Winnipeg,(MarketsFarm) – Global shipping rates continue to decline, hitting record lows in some cases, amid declining demand and concerns over the coronavirus outbreak in China.
The Baltic Dry Index (BDI), compiled by the London-based Baltic Exchange, provides an assessment of the price of moving major raw materials by sea. The BDI has fallen for 13 consecutive sessions, hitting 453 points on Tuesday, Feb. 4. That marks the lowest level in four years, and is only slightly above the record low of 290 points hit in February 2016. The index was at five-year highs around 2,500 points as recently as September 2019.
The overall BDI includes sub-sectors for the different classes of ocean vessels – including capesize, panamax and supramax.
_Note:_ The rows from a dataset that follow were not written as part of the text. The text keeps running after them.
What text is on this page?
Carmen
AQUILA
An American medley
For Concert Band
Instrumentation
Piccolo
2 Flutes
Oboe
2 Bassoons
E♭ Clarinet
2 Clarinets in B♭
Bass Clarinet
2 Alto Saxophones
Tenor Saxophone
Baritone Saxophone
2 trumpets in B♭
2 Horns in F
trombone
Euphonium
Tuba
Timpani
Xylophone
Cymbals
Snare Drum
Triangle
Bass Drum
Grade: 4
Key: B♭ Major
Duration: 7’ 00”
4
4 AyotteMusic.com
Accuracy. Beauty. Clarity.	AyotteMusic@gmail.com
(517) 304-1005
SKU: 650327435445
The capesize index accounts for the largest vessels that typically carry iron ore or coal. They are too big to travel through the Panama or Suez Canals, and must go around the Cape of Good Hope or Cape Horn. That index fell into negative territory for the first time ever at the end of January, and settled at minus 133 on Feb. 4.
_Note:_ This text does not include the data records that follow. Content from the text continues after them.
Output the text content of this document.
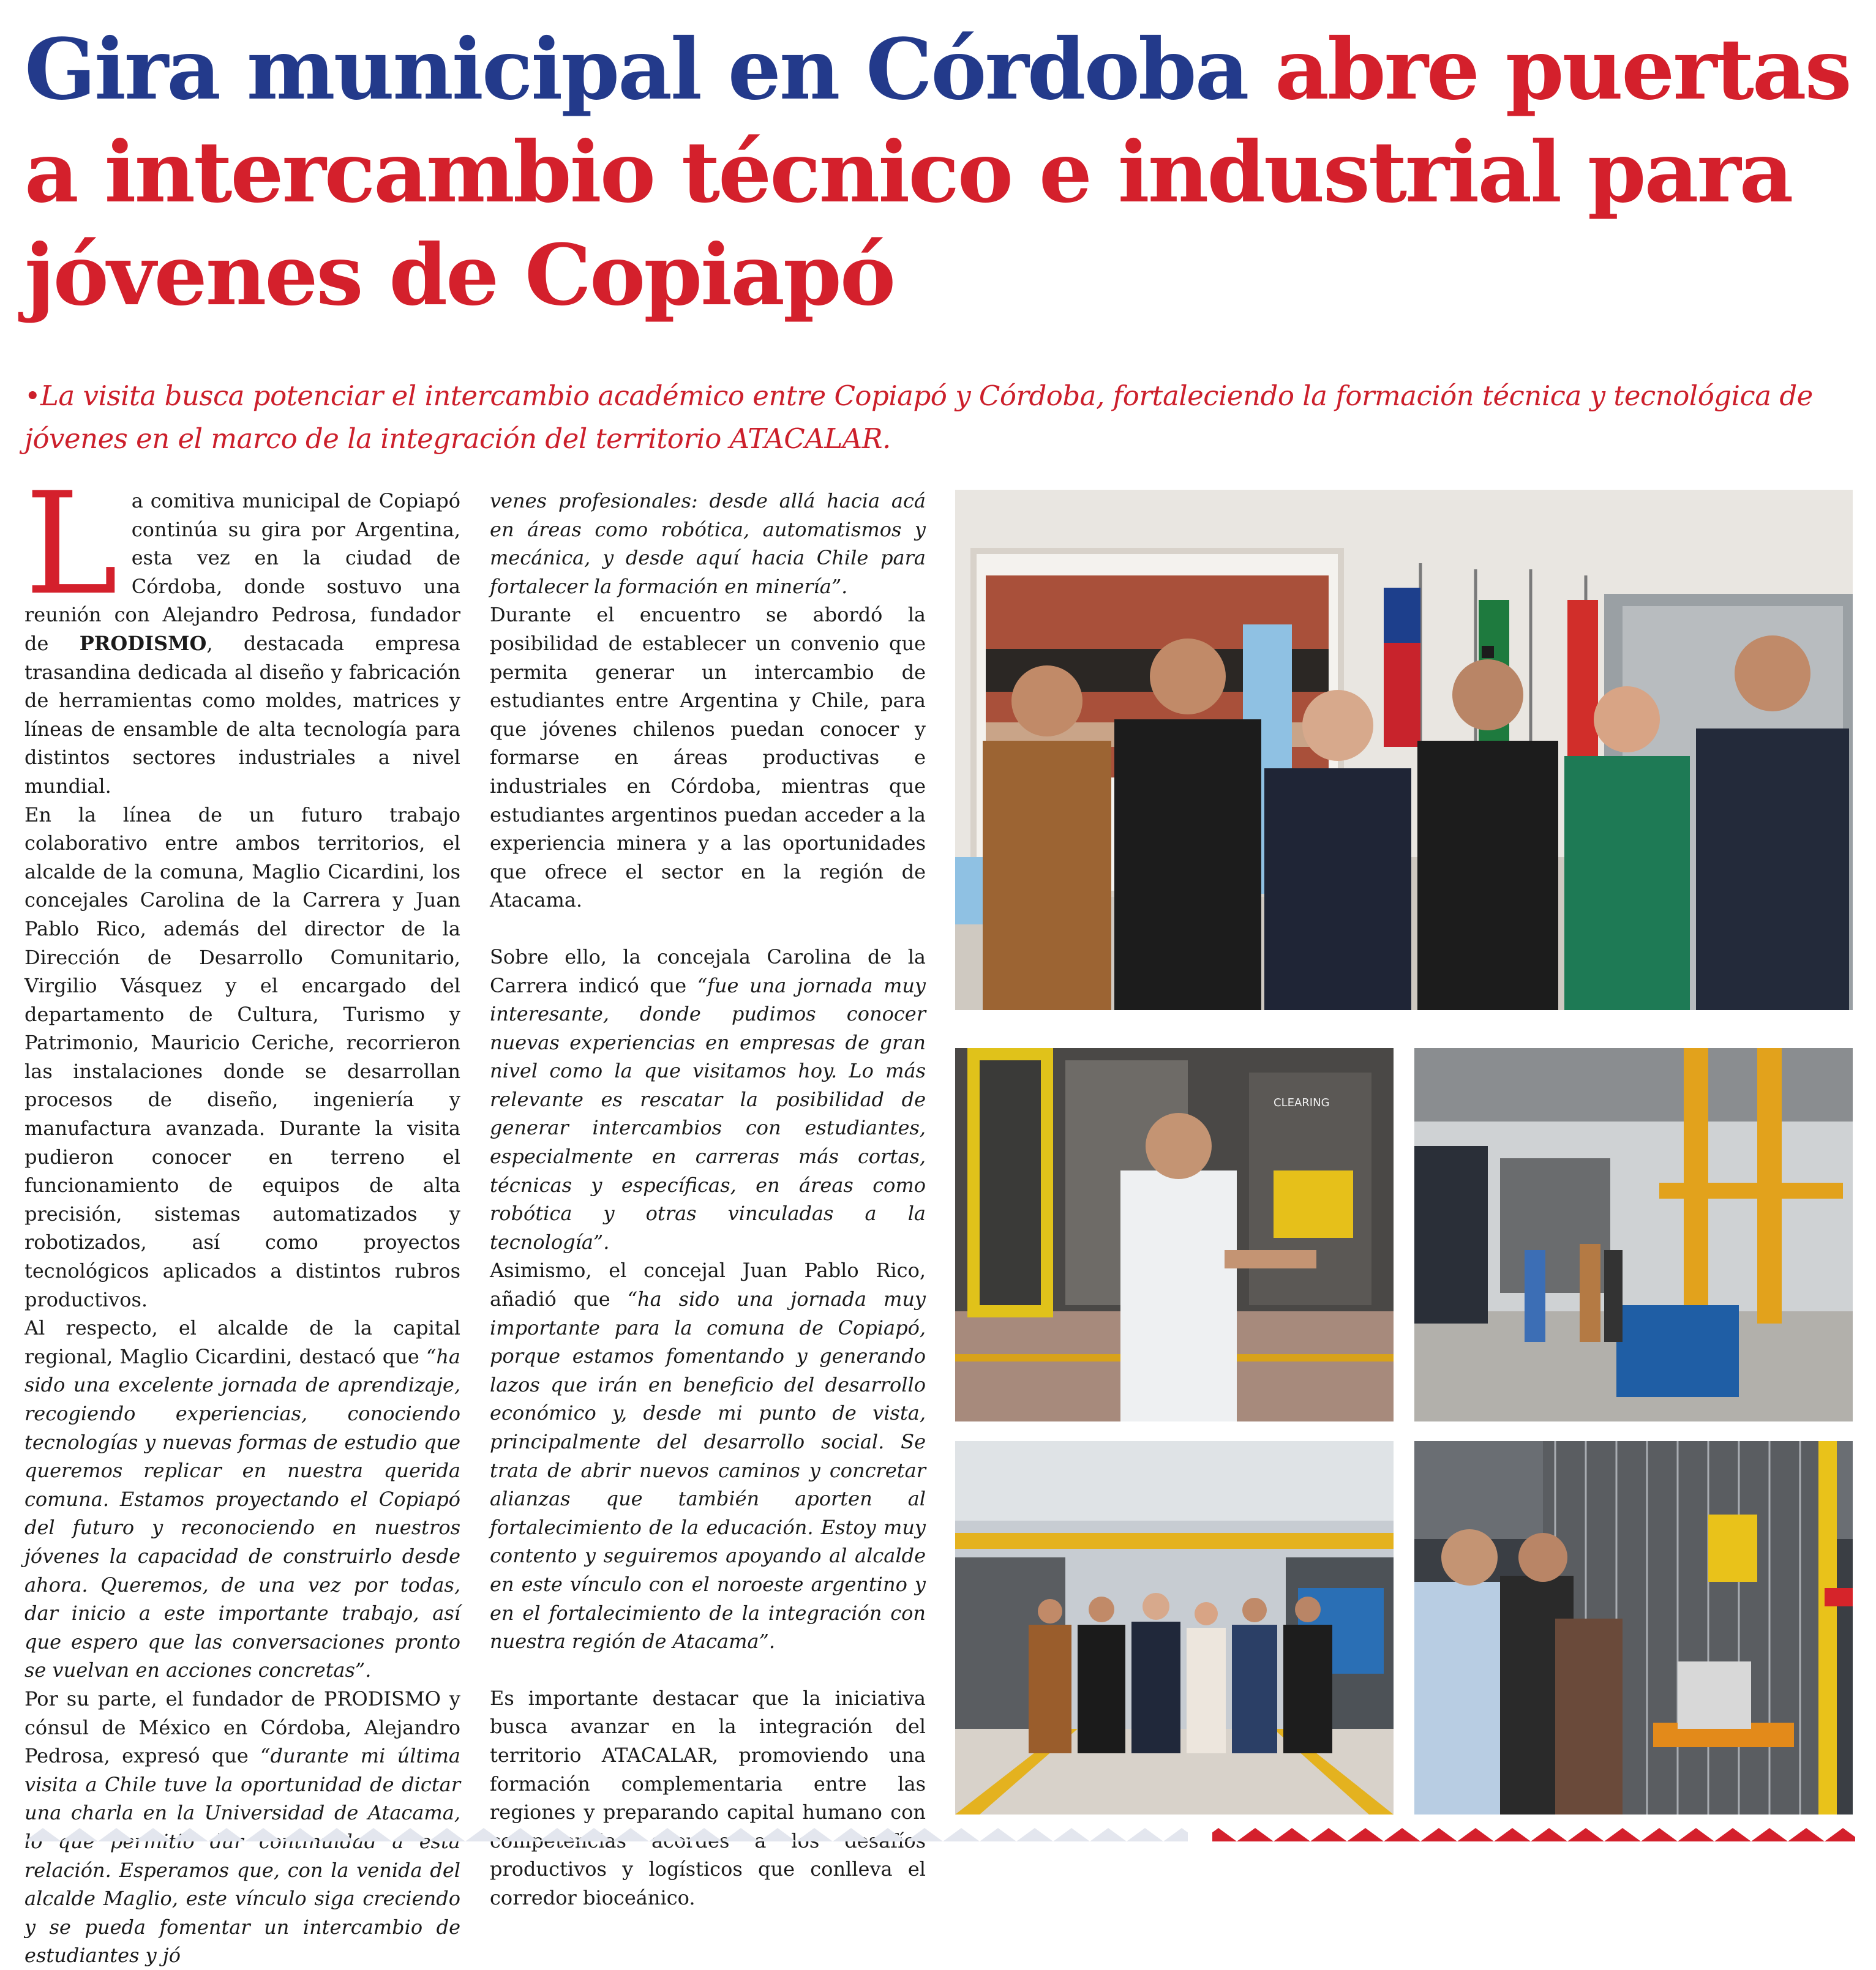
Gira municipal en Córdoba abre puertas a intercambio técnico e industrial para jóvenes de Copiapó

•La visita busca potenciar el intercambio académico entre Copiapó y Córdoba, fortaleciendo la formación técnica y tecnológica de jóvenes en el marco de la integración del territorio ATACALAR.

La comitiva municipal de Copiapó continúa su gira por Argentina, esta vez en la ciudad de Córdoba, donde sostuvo una reunión con Alejandro Pedrosa, fundador de PRODISMO, destacada empresa trasandina dedicada al diseño y fabricación de herramientas como moldes, matrices y líneas de ensamble de alta tecnología para distintos sectores industriales a nivel mundial.

En la línea de un futuro trabajo colaborativo entre ambos territorios, el alcalde de la comuna, Maglio Cicardini, los concejales Carolina de la Carrera y Juan Pablo Rico, además del director de la Dirección de Desarrollo Comunitario, Virgilio Vásquez y el encargado del departamento de Cultura, Turismo y Patrimonio, Mauricio Ceriche, recorrieron las instalaciones donde se desarrollan procesos de diseño, ingeniería y manufactura avanzada. Durante la visita pudieron conocer en terreno el funcionamiento de equipos de alta precisión, sistemas automatizados y robotizados, así como proyectos tecnológicos aplicados a distintos rubros productivos.

Al respecto, el alcalde de la capital regional, Maglio Cicardini, destacó que “ha sido una excelente jornada de aprendizaje, recogiendo experiencias, conociendo tecnologías y nuevas formas de estudio que queremos replicar en nuestra querida comuna. Estamos proyectando el Copiapó del futuro y reconociendo en nuestros jóvenes la capacidad de construirlo desde ahora. Queremos, de una vez por todas, dar inicio a este importante trabajo, así que espero que las conversaciones pronto se vuelvan en acciones concretas”.

Por su parte, el fundador de PRODISMO y cónsul de México en Córdoba, Alejandro Pedrosa, expresó que “durante mi última visita a Chile tuve la oportunidad de dictar una charla en la Universidad de Atacama, relación. Esperamos que, con la venida del alcalde Maglio, este vínculo siga creciendo y se pueda fomentar un intercambio de estudiantes y jó

venes profesionales: desde allá hacia acá en áreas como robótica, automatismos y mecánica, y desde aquí hacia Chile para fortalecer la formación en minería”.

Durante el encuentro se abordó la posibilidad de establecer un convenio que permita generar un intercambio de estudiantes entre Argentina y Chile, para que jóvenes chilenos puedan conocer y formarse en áreas productivas e industriales en Córdoba, mientras que estudiantes argentinos puedan acceder a la experiencia minera y a las oportunidades que ofrece el sector en la región de Atacama.

Sobre ello, la concejala Carolina de la Carrera indicó que “fue una jornada muy interesante, donde pudimos conocer nuevas experiencias en empresas de gran nivel como la que visitamos hoy. Lo más relevante es rescatar la posibilidad de generar intercambios con estudiantes, especialmente en carreras más cortas, técnicas y específicas, en áreas como robótica y otras vinculadas a la tecnología”.

Asimismo, el concejal Juan Pablo Rico, añadió que “ha sido una jornada muy importante para la comuna de Copiapó, porque estamos fomentando y generando lazos que irán en beneficio del desarrollo económico y, desde mi punto de vista, principalmente del desarrollo social. Se trata de abrir nuevos caminos y concretar alianzas que también aporten al fortalecimiento de la educación. Estoy muy contento y seguiremos apoyando al alcalde en este vínculo con el noroeste argentino y en el fortalecimiento de la integración con nuestra región de Atacama”.

Es importante destacar que la iniciativa busca avanzar en la integración del territorio ATACALAR, promoviendo una formación complementaria entre las regiones y preparando capital humano con productivos y logísticos que conlleva el corredor bioceánico.

CLEARING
Coronavirus fears have cut especially into iron ore demand, with steel facilities and construction sites in China temporarily shuttering operations, according to reports. Recent flooding in Minas Gerais, Brazil has also limited exports from the key iron-producing region.
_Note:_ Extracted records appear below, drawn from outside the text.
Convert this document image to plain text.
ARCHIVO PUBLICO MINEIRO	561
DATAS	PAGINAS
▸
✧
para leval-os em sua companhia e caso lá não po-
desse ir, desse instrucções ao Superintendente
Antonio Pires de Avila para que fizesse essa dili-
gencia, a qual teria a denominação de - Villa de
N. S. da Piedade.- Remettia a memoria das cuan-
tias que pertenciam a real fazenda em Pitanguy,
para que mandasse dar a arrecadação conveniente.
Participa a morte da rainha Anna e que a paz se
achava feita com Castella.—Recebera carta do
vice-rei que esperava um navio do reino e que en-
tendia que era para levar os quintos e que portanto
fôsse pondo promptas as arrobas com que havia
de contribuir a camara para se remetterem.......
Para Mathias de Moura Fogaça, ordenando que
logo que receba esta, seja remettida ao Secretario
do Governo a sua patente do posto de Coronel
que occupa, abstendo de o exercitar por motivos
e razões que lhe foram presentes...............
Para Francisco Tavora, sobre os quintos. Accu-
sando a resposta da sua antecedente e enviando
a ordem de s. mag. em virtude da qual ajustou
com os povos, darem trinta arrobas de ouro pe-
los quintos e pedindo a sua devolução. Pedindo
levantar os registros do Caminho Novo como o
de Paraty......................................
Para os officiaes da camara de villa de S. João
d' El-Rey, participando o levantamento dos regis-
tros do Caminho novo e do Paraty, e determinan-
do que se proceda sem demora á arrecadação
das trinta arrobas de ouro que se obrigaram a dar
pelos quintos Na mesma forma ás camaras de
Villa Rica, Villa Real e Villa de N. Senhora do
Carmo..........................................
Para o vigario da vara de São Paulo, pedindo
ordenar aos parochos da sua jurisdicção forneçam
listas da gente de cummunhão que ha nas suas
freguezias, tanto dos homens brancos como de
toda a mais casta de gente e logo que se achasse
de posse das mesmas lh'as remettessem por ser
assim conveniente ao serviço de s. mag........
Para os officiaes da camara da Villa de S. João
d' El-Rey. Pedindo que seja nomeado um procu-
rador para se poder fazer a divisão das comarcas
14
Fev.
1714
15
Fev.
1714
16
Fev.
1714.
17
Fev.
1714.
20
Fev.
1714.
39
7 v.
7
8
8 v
The panamax index tracks the 60,000 to 70,000 tonne-capacity vessels that often carry grain or coal. It has also fallen over the past few months, hitting 526 points on Feb. 4.
A slowdown in the demand for shipping is generally seen as a sign of a softening global economy. However, lower freight rates can also lend some support to Canadian grain exports. Canada is often at a freight disadvantage compared to its competitors into some markets, and lower rates help reduce that disadvantage.